As everybody knows, the current implementation of CPython is pretty much incapable of doing any serious multithreaded computation, because of the GIL. Python's most current solution to this problem is using separate processes instead of threads - in most of the cases, this actually suffices.
A problem I'm trying to solve at work now is embarrassingly parallel. It was natural to try to make use of my quad-core Xeon desktop to decrease my 1-hr runtime down to 15 minutes; however, the programs use inputs from a vast (4+GB) numpy array which is common to all processes. Sending an array of this size through IPC is simply ridiculous. Yes, there are ways to 'share' a single copy of numpy array across processes - but it required me to make drastic changes to the program's structure. I tried numpy.memmap which is essentially an array using memory-mapped files. Single-thread performance was degraded 10x... dude, I was just trying to achieve 3+x speedup. Is this too much???
What I actually ended up doing is writing performance-critical piece of code in C++, using scipy.weave (it basically lets us to inline C++ code in Python, compiling the C++ code as a Python package). Yes, it's not pleasant, but when the C++ code snippet is small, it's doable. Yes, it's not a game-changer - it doesn't allow true multithreading. However: weave is compiled as a C Python module - and they can release the GIL if a macro is used: Py_BEGIN_ALLOW_THREADS.
So, simply adding the two macros at the beginning and the end of the inlined code can make it (almost) truly multithreading.
I did a simple experiment to verify this.
I wrote a program that keeps an array of 1 million integers in memory. I wrote a function that given n, scan the array to find all the integers which are less than or equal to n, and return the sum of number of divisors of such integers. (Yes, it's contrived, but it closely resembles what I'm doing right now.)
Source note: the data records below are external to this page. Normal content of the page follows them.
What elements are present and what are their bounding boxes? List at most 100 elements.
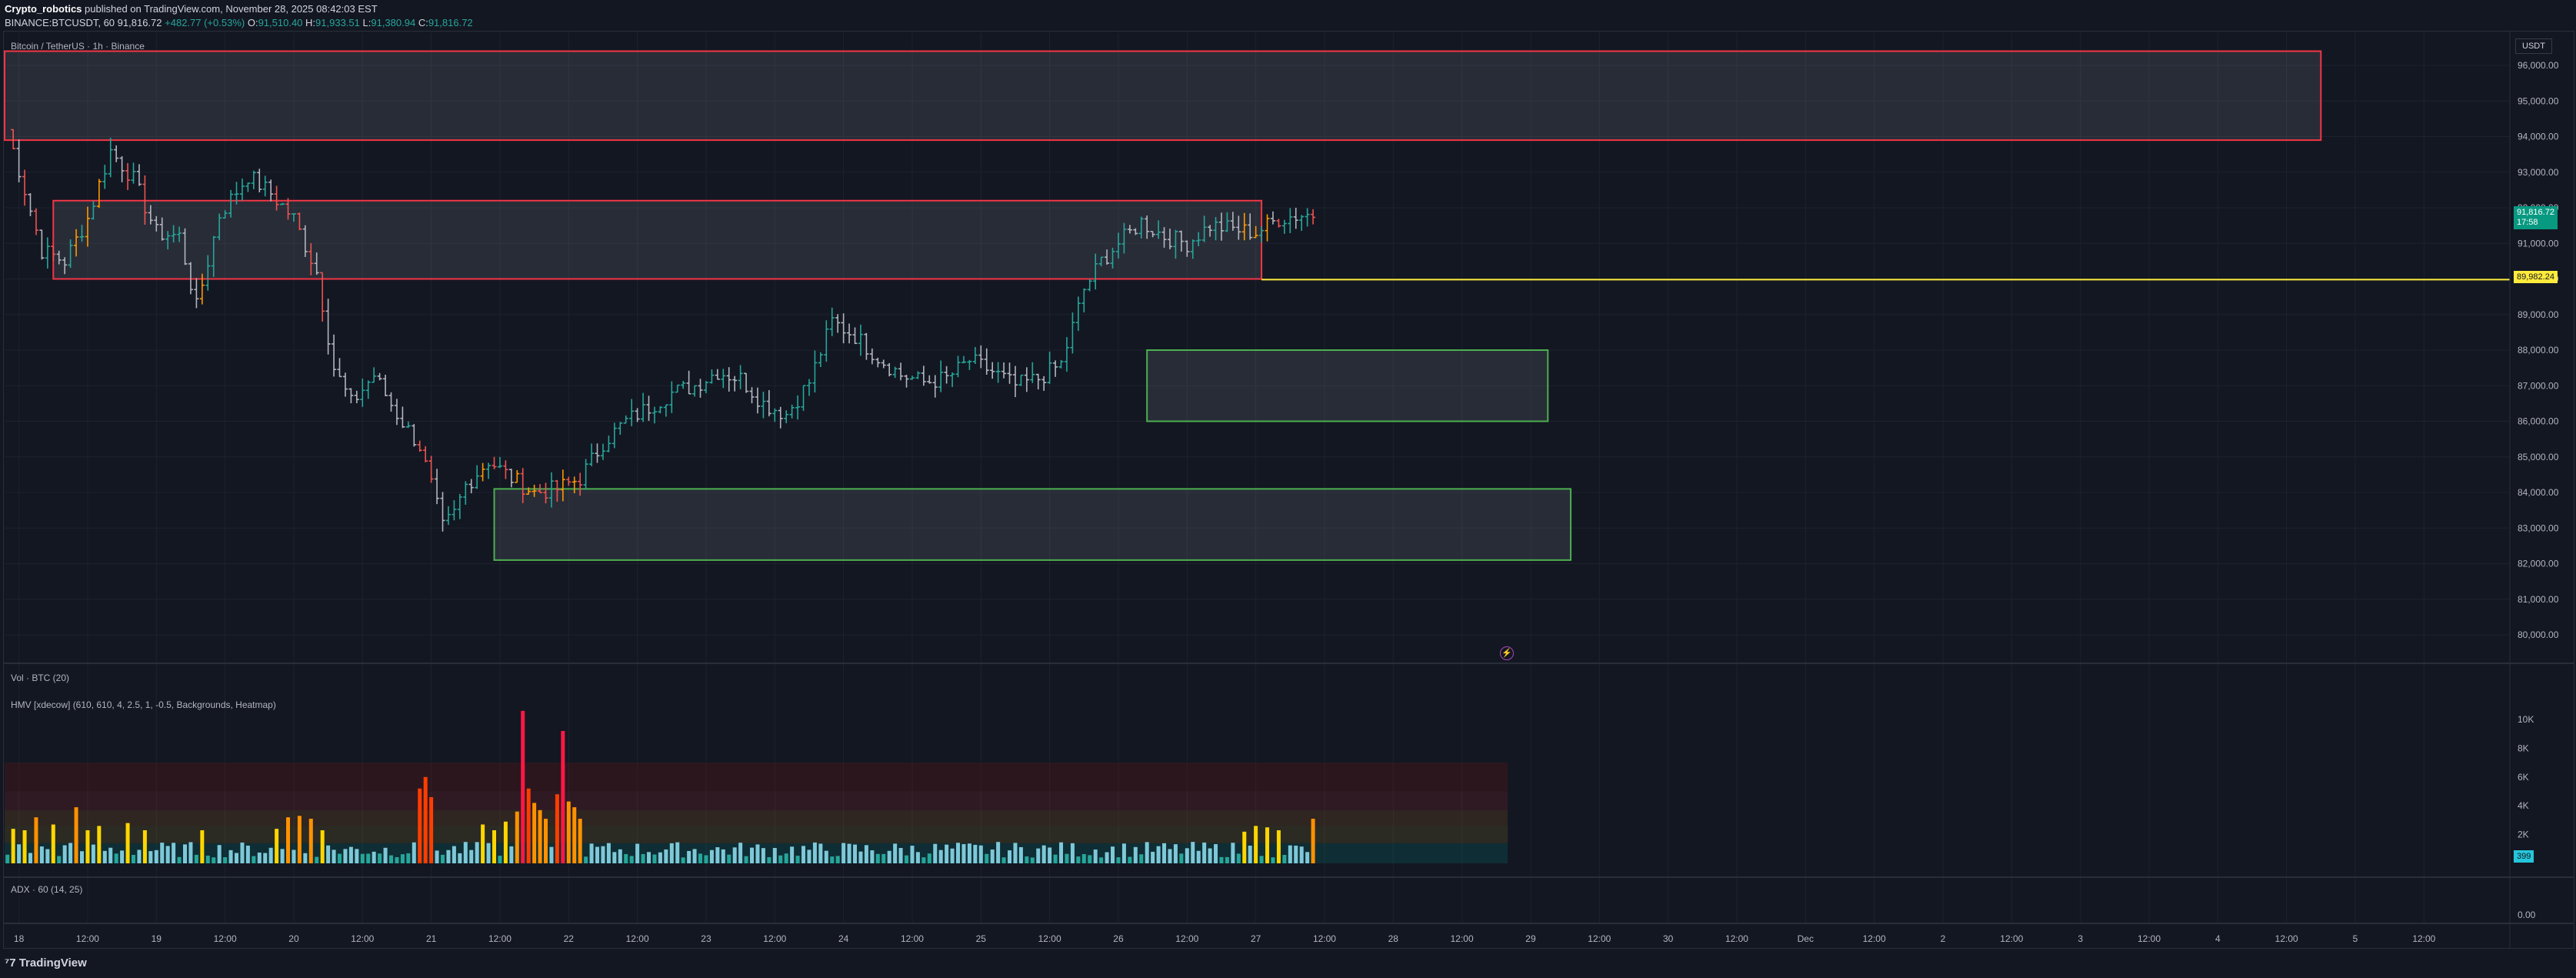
volume-tick-label: 2K xyxy=(2518,829,2529,840)
hmv-bar xyxy=(744,856,748,863)
author-name[interactable]: Crypto_robotics xyxy=(5,3,82,15)
tradingview-logo[interactable]: ⁷7 TradingView xyxy=(5,956,87,970)
vol-label[interactable]: Vol · BTC (20) xyxy=(11,673,70,683)
price-tick-label: 85,000.00 xyxy=(2518,452,2559,462)
hmv-bar xyxy=(1121,843,1126,863)
hmv-label[interactable]: HMV [xdecow] (610, 610, 4, 2.5, 1, -0.5,… xyxy=(11,699,276,710)
hmv-bar xyxy=(1173,844,1178,863)
currency-button[interactable]: USDT xyxy=(2515,38,2552,54)
hmv-bar xyxy=(125,823,130,863)
hmv-bar xyxy=(961,844,966,863)
hmv-bar xyxy=(108,847,113,863)
time-tick-label: 2 xyxy=(1941,933,1946,944)
level-price-tag: 89,982.24 xyxy=(2514,271,2558,283)
hmv-bar xyxy=(1219,856,1224,863)
hmv-bar xyxy=(1053,854,1058,863)
time-tick-label: 30 xyxy=(1663,933,1674,944)
time-tick-label: 12:00 xyxy=(1175,933,1198,944)
adx-value: 0.00 xyxy=(2518,910,2536,920)
hmv-bar xyxy=(1025,856,1029,863)
hmv-bar xyxy=(767,856,771,863)
hmv-bar xyxy=(348,846,353,863)
hmv-bar xyxy=(692,849,697,863)
resistance-box-upper xyxy=(4,50,2322,142)
close-label: C: xyxy=(418,17,428,28)
time-tick-label: 12:00 xyxy=(488,933,512,944)
hmv-bar xyxy=(412,842,416,863)
hmv-bar xyxy=(1294,845,1298,863)
hmv-bar xyxy=(303,853,308,863)
volume-tick-label: 10K xyxy=(2518,714,2534,725)
hmv-bar xyxy=(1001,857,1006,863)
hmv-bar xyxy=(34,817,38,863)
hmv-bar xyxy=(188,842,193,863)
hmv-bar xyxy=(1265,827,1270,863)
time-tick-label: 12:00 xyxy=(626,933,649,944)
hmv-bar xyxy=(1168,849,1172,863)
hmv-bar xyxy=(1156,846,1161,863)
resistance-box-mid xyxy=(52,199,1263,280)
hmv-bar xyxy=(338,853,342,863)
time-tick-label: 12:00 xyxy=(1588,933,1611,944)
hmv-bar xyxy=(137,849,142,863)
hmv-bar xyxy=(469,849,474,863)
hmv-bar xyxy=(332,849,336,863)
hmv-bar xyxy=(148,851,153,863)
hmv-bar xyxy=(898,848,903,863)
hmv-bar xyxy=(561,730,565,863)
hmv-bar xyxy=(1299,846,1304,863)
hmv-bar xyxy=(1162,843,1167,863)
time-tick-label: 3 xyxy=(2078,933,2083,944)
hmv-bar xyxy=(165,846,170,863)
close-value: 91,816.72 xyxy=(428,17,473,28)
hmv-bar xyxy=(1116,857,1121,863)
hmv-bar xyxy=(57,856,62,863)
adx-label[interactable]: ADX · 60 (14, 25) xyxy=(11,884,83,895)
hmv-bar xyxy=(1065,853,1069,863)
hmv-bar xyxy=(555,794,559,863)
hmv-bar xyxy=(160,843,165,863)
hmv-bar xyxy=(486,843,491,863)
hmv-bar xyxy=(315,856,319,863)
hmv-bar xyxy=(509,846,514,863)
countdown-value: 17:58 xyxy=(2517,218,2538,227)
hmv-bar xyxy=(245,845,250,863)
price-tick-label: 80,000.00 xyxy=(2518,629,2559,640)
hmv-bar xyxy=(709,849,714,863)
hmv-bar xyxy=(114,853,118,863)
hmv-bar xyxy=(62,845,67,863)
price-tick-label: 86,000.00 xyxy=(2518,416,2559,427)
time-tick-label: 12:00 xyxy=(351,933,374,944)
hmv-bar xyxy=(120,850,125,863)
hmv-bar xyxy=(205,855,210,863)
hmv-bar xyxy=(1059,842,1064,863)
flash-icon[interactable]: ⚡ xyxy=(1500,646,1514,660)
price-tick-label: 81,000.00 xyxy=(2518,594,2559,605)
time-tick-label: 25 xyxy=(976,933,987,944)
hmv-bar xyxy=(418,788,422,863)
hmv-bar xyxy=(492,829,497,863)
hmv-bar xyxy=(452,846,456,863)
hmv-bar xyxy=(228,849,233,863)
hmv-bar xyxy=(308,819,313,863)
hmv-bar xyxy=(320,829,325,863)
hmv-bar xyxy=(938,849,943,863)
hmv-bar xyxy=(761,848,765,863)
hmv-band xyxy=(5,826,1508,843)
hmv-bar xyxy=(956,843,961,863)
open-label: O: xyxy=(247,17,258,28)
hmv-bar xyxy=(870,850,875,863)
zone-boxes xyxy=(4,50,2322,561)
hmv-bar xyxy=(612,852,617,863)
time-tick-label: 21 xyxy=(426,933,437,944)
hmv-bar xyxy=(675,842,680,863)
hmv-bar xyxy=(715,847,720,863)
hmv-bar xyxy=(881,853,886,863)
hmv-bar xyxy=(1151,851,1155,863)
hmv-bar xyxy=(292,849,296,863)
hmv-bar xyxy=(1225,856,1229,863)
hmv-bar xyxy=(183,844,188,863)
hmv-bar xyxy=(383,847,388,863)
hmv-bar xyxy=(704,855,708,863)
For example, suppose the array is [4,7,6,8,11,9] and n is 7. There are 3 numbers less than or equal to 7; and they respectively have 3, 2, 4 divisors. The function will return 3+2+4 = 9.
So, the code follows.
lang:py
import numpy as np
from scipy import weave
from random import randint
from handythread import *
import time
HT = 100*1000 # hundread thousand
inputs = [HT*i for i in [1,4,1,2,4,5,1,1,2,3,4,1,2]]
m = 1000000
common = np.array([randint(0,10*HT) for i in xrange(m)])
code = """
int ret = 0;
for(int i = 0; i < m; ++i)
{
if(common[i] <= n)
{
++ret; // 1
if(common[i] > 1) ++ret; // common[i]
for(int j = 2; j*j <= common[i]; ++j)
{
if(common[i] % j == 0)
{
++ret;
if(j*j < common[i])
++ret;
}
}
}
}
return_val = ret;
"""
def count_divisors_under(n):
return weave.inline(code, ["n", "common", "m"])
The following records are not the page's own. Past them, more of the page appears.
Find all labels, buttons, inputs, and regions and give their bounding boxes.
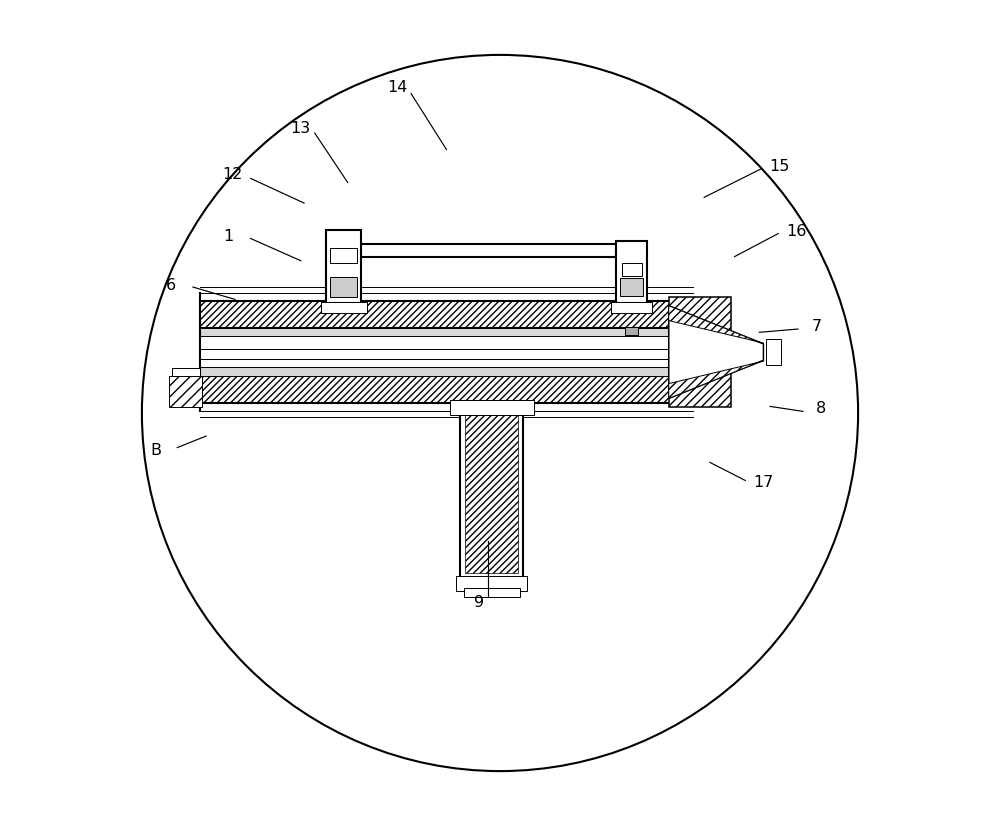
Bar <box>611 301 652 313</box>
Polygon shape <box>669 306 763 398</box>
Text: 17: 17 <box>753 476 774 491</box>
Bar <box>669 297 731 407</box>
Bar <box>321 301 367 313</box>
Bar <box>200 367 689 376</box>
Bar <box>622 263 642 276</box>
Text: 16: 16 <box>786 225 807 240</box>
Text: 8: 8 <box>816 401 826 416</box>
Bar <box>326 230 361 302</box>
Bar <box>460 403 523 577</box>
Bar <box>169 376 202 407</box>
Bar <box>172 368 200 376</box>
Bar <box>361 244 616 258</box>
Bar <box>625 326 638 335</box>
Bar <box>456 576 527 591</box>
Bar <box>465 411 518 572</box>
Polygon shape <box>669 306 763 344</box>
Bar <box>464 587 520 597</box>
Text: 15: 15 <box>770 159 790 173</box>
Text: 12: 12 <box>222 167 243 182</box>
Bar <box>330 278 357 297</box>
Bar <box>330 249 357 263</box>
Text: 7: 7 <box>812 319 822 334</box>
Text: 1: 1 <box>223 229 233 244</box>
Bar <box>200 376 689 403</box>
Text: 9: 9 <box>474 595 484 610</box>
Bar <box>200 301 689 328</box>
Text: 14: 14 <box>387 80 407 95</box>
Text: 6: 6 <box>166 278 176 293</box>
Text: 13: 13 <box>291 121 311 136</box>
Bar <box>450 400 534 415</box>
Text: B: B <box>150 443 161 458</box>
Bar <box>616 241 647 302</box>
Bar <box>200 328 689 336</box>
Bar <box>200 349 689 358</box>
Bar <box>766 339 781 365</box>
Polygon shape <box>669 360 763 398</box>
Bar <box>620 278 643 296</box>
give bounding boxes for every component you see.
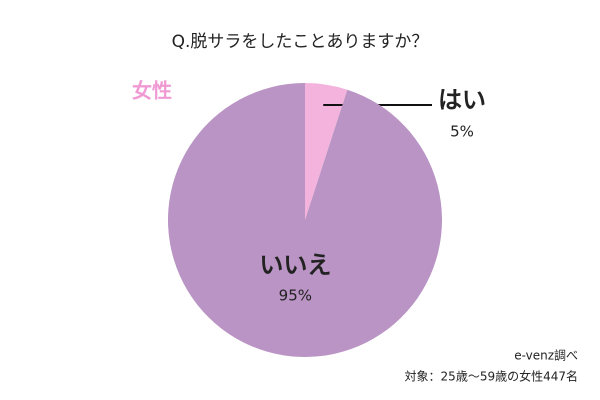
pie-slice — [168, 83, 443, 357]
value-label: 5% — [450, 122, 474, 140]
slice-label: はい — [438, 86, 486, 114]
source-note: 対象：25歳〜59歳の女性447名 — [405, 369, 578, 384]
slice-label: いいえ — [259, 251, 331, 279]
chart-title: Q.脱サラをしたことありますか？ — [172, 32, 429, 52]
value-label: 95% — [279, 286, 312, 304]
subtitle: 女性 — [132, 79, 172, 103]
pie-slice — [305, 83, 348, 220]
source-note: e-venz調べ — [514, 349, 578, 363]
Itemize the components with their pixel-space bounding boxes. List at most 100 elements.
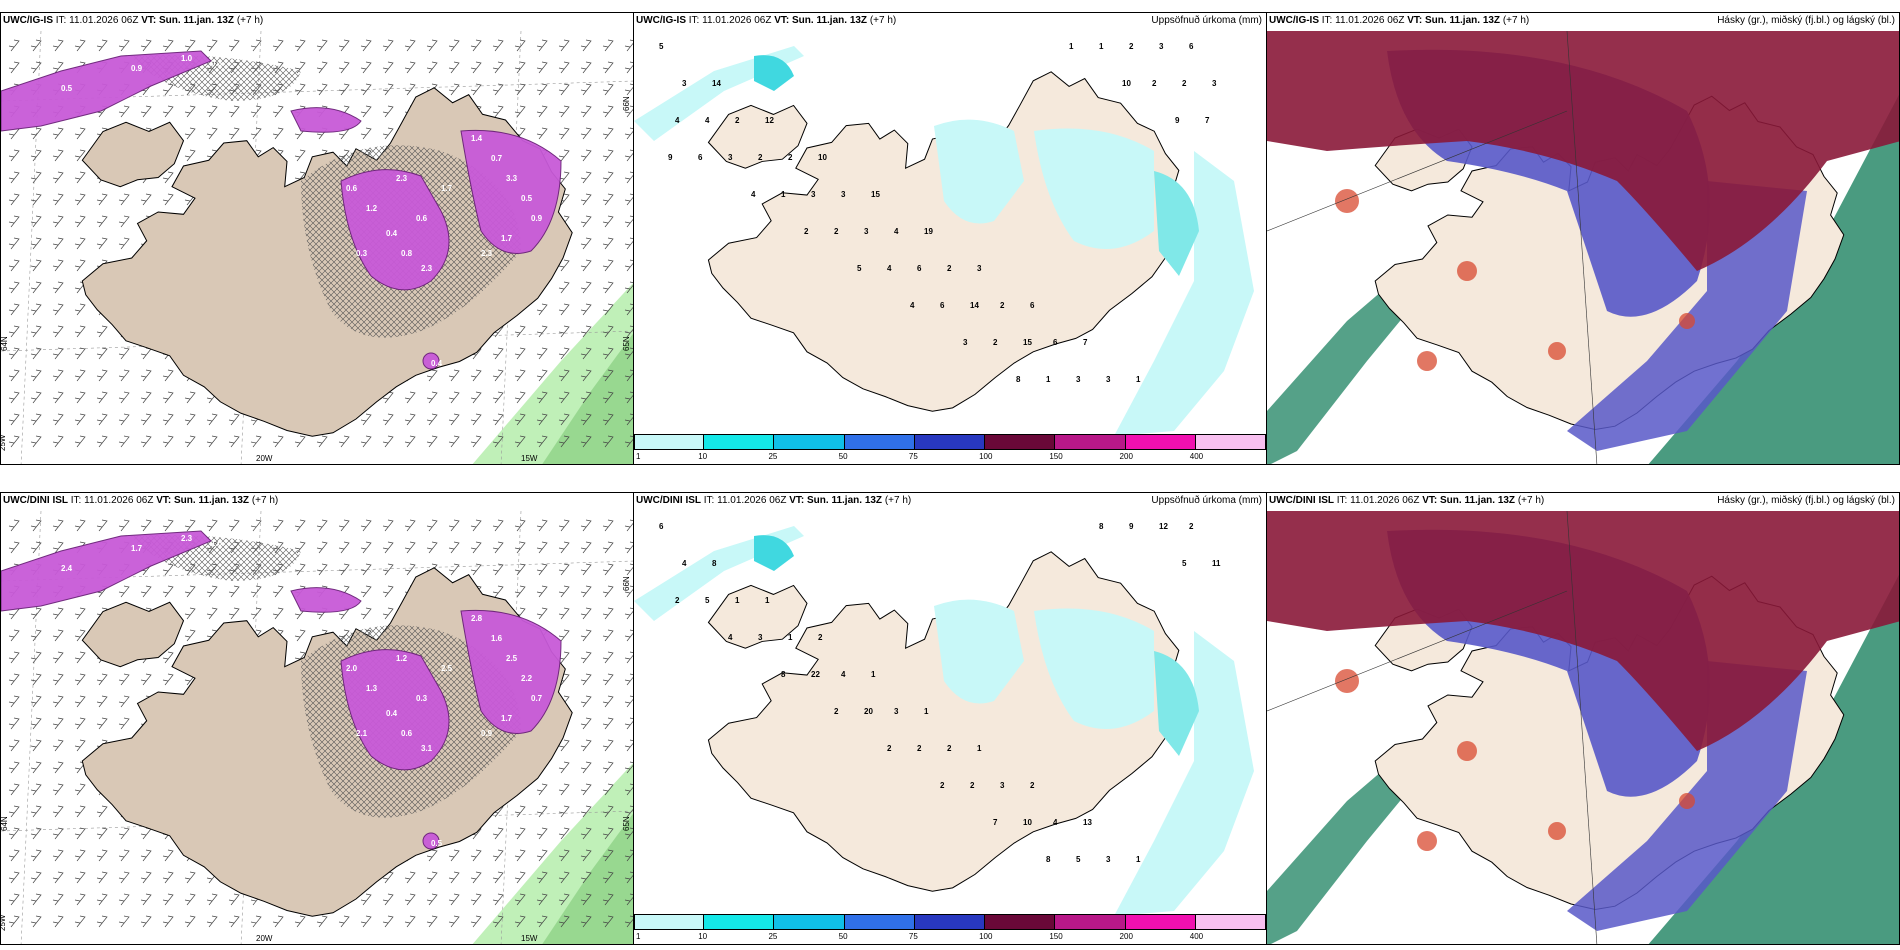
wind-barb xyxy=(558,83,570,96)
wind-barb xyxy=(118,105,130,118)
colorbar-tick-label: 50 xyxy=(838,932,848,941)
snow-value: 0.6 xyxy=(416,214,428,223)
parallel xyxy=(1,330,633,352)
wind-barb xyxy=(96,915,108,928)
wind-barb xyxy=(360,585,372,598)
snow-band-northwest xyxy=(1,50,212,132)
precip-value: 1 xyxy=(1136,855,1141,864)
wind-barb xyxy=(118,915,130,928)
wind-barb xyxy=(492,519,504,532)
colorbar-tick-label: 400 xyxy=(1189,932,1204,941)
wind-barb xyxy=(140,435,152,448)
cloud-cover-map xyxy=(1267,511,1899,944)
wind-barb xyxy=(206,915,218,928)
wind-barb xyxy=(52,761,64,774)
wind-barb xyxy=(8,61,20,74)
snow-blob xyxy=(340,169,450,291)
wind-barb xyxy=(514,827,526,840)
wind-barb xyxy=(580,761,592,774)
westfjords xyxy=(707,584,808,649)
wind-barb xyxy=(624,61,633,74)
colorbar-tick-label: 200 xyxy=(1119,932,1133,941)
cloud-patch xyxy=(1417,831,1437,851)
precip-value: 6 xyxy=(1189,42,1194,51)
wind-barb xyxy=(52,281,64,294)
wind-barb xyxy=(96,519,108,532)
wind-barb xyxy=(382,105,394,118)
precip-value: 4 xyxy=(728,633,733,642)
snow-value: 0.6 xyxy=(346,184,358,193)
wind-barb xyxy=(470,391,482,404)
wind-barb xyxy=(316,519,328,532)
colorbar-swatch xyxy=(704,434,775,450)
wind-barb xyxy=(492,585,504,598)
wind-barb xyxy=(74,215,86,228)
wind-barb xyxy=(8,541,20,554)
wind-barb xyxy=(448,893,460,906)
precip-value: 2 xyxy=(758,153,763,162)
snow-value: 0.7 xyxy=(491,154,503,163)
wind-barb xyxy=(602,541,614,554)
wind-barb xyxy=(250,585,262,598)
wind-barb xyxy=(360,607,372,620)
precip-value: 2 xyxy=(735,116,740,125)
snow-value: 1.4 xyxy=(471,134,483,143)
precip-value: 20 xyxy=(864,707,873,716)
projection-line xyxy=(1267,110,1568,232)
colorbar-swatch xyxy=(985,434,1056,450)
wind-barb xyxy=(228,519,240,532)
wind-barb xyxy=(426,519,438,532)
snow-wind-map: 2.4 1.7 2.3 1.0 2.0 1.3 0.4 0.6 3.1 2.8 1.6 2.5 2.2 0… xyxy=(1,511,633,944)
wind-barb xyxy=(382,893,394,906)
cloud-cover-map xyxy=(1267,31,1899,464)
wind-barb xyxy=(448,871,460,884)
wind-barb xyxy=(536,39,548,52)
wind-barb xyxy=(624,325,633,338)
wind-barb xyxy=(74,149,86,162)
wind-barb xyxy=(228,585,240,598)
wind-barb xyxy=(162,39,174,52)
precip-patch xyxy=(754,55,794,91)
projection-line xyxy=(1566,31,1598,464)
wind-barb xyxy=(558,105,570,118)
wind-barb xyxy=(30,193,42,206)
snow-value: 0.8 xyxy=(401,249,413,258)
wind-barb xyxy=(294,519,306,532)
wind-barb xyxy=(52,629,64,642)
wind-barb xyxy=(140,915,152,928)
colorbar-tick-label: 1 xyxy=(636,452,641,461)
wind-barb xyxy=(118,585,130,598)
wind-barb xyxy=(52,369,64,382)
wind-barb xyxy=(52,541,64,554)
precip-value: 2 xyxy=(940,781,945,790)
wind-barb xyxy=(602,717,614,730)
wind-barb xyxy=(118,695,130,708)
wind-barb xyxy=(294,435,306,448)
wind-barb xyxy=(272,105,284,118)
wind-barb xyxy=(624,237,633,250)
wind-barb xyxy=(74,413,86,426)
wind-barb xyxy=(580,519,592,532)
wind-barb xyxy=(624,629,633,642)
wind-barb xyxy=(536,519,548,532)
wind-barb xyxy=(382,607,394,620)
wind-barb xyxy=(294,39,306,52)
wind-barb xyxy=(514,391,526,404)
wind-barb xyxy=(602,849,614,862)
snow-value: 0.6 xyxy=(401,729,413,738)
precip-value: 5 xyxy=(1182,559,1187,568)
wind-barb xyxy=(52,413,64,426)
wind-barb xyxy=(8,893,20,906)
wind-barb xyxy=(382,83,394,96)
wind-barb xyxy=(8,259,20,272)
wind-barb xyxy=(624,695,633,708)
wind-barb xyxy=(558,149,570,162)
wind-barb xyxy=(514,61,526,74)
wind-barb xyxy=(580,237,592,250)
wind-barb xyxy=(624,215,633,228)
snow-value: 0.7 xyxy=(531,694,543,703)
wind-barb xyxy=(624,673,633,686)
precip-value: 11 xyxy=(1212,559,1221,568)
wind-barb xyxy=(30,915,42,928)
wind-barb xyxy=(228,413,240,426)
def count_divisors_under_release(n):
return weave.inline("Py_BEGIN_ALLOW_THREADS\n" + code + "Py_END_ALLOW_THREADS\n", ["n", "common", "m"])
st = time.time()
print map(count_divisors_under, inputs)
print "Singlethread %.2lf" % (time.time() - st)
st = time.time()
print parallel_map(count_divisors_under, inputs, threads=4)
print "Naive Multithread %.2lf" % (time.time() - st)
st = time.time()
print parallel_map(count_divisors_under_release, inputs, threads=4)
print "ReleaseGIL Multithread %.2lf" % (time.time() - st)
I used handythread library from this cookbook recipe for easier parallelization. It's nothing fancy; it's just a less than a hundred lines of code.
Anyway, the results:
[1177114, 5228072, 1177114, .... 2475507]
Singlethread 4.78
[1177114, 5228072, 1177114, .... 2475507]
Naive Multithread 4.77
[1177114, 5228072, 1177114, .... 2475507]
ReleaseGIL Multithread 1.54
Hooray, 3x speedup! My machine is an i7, which is a quad core. (Don't ask me why it's not 4x... I don't know.)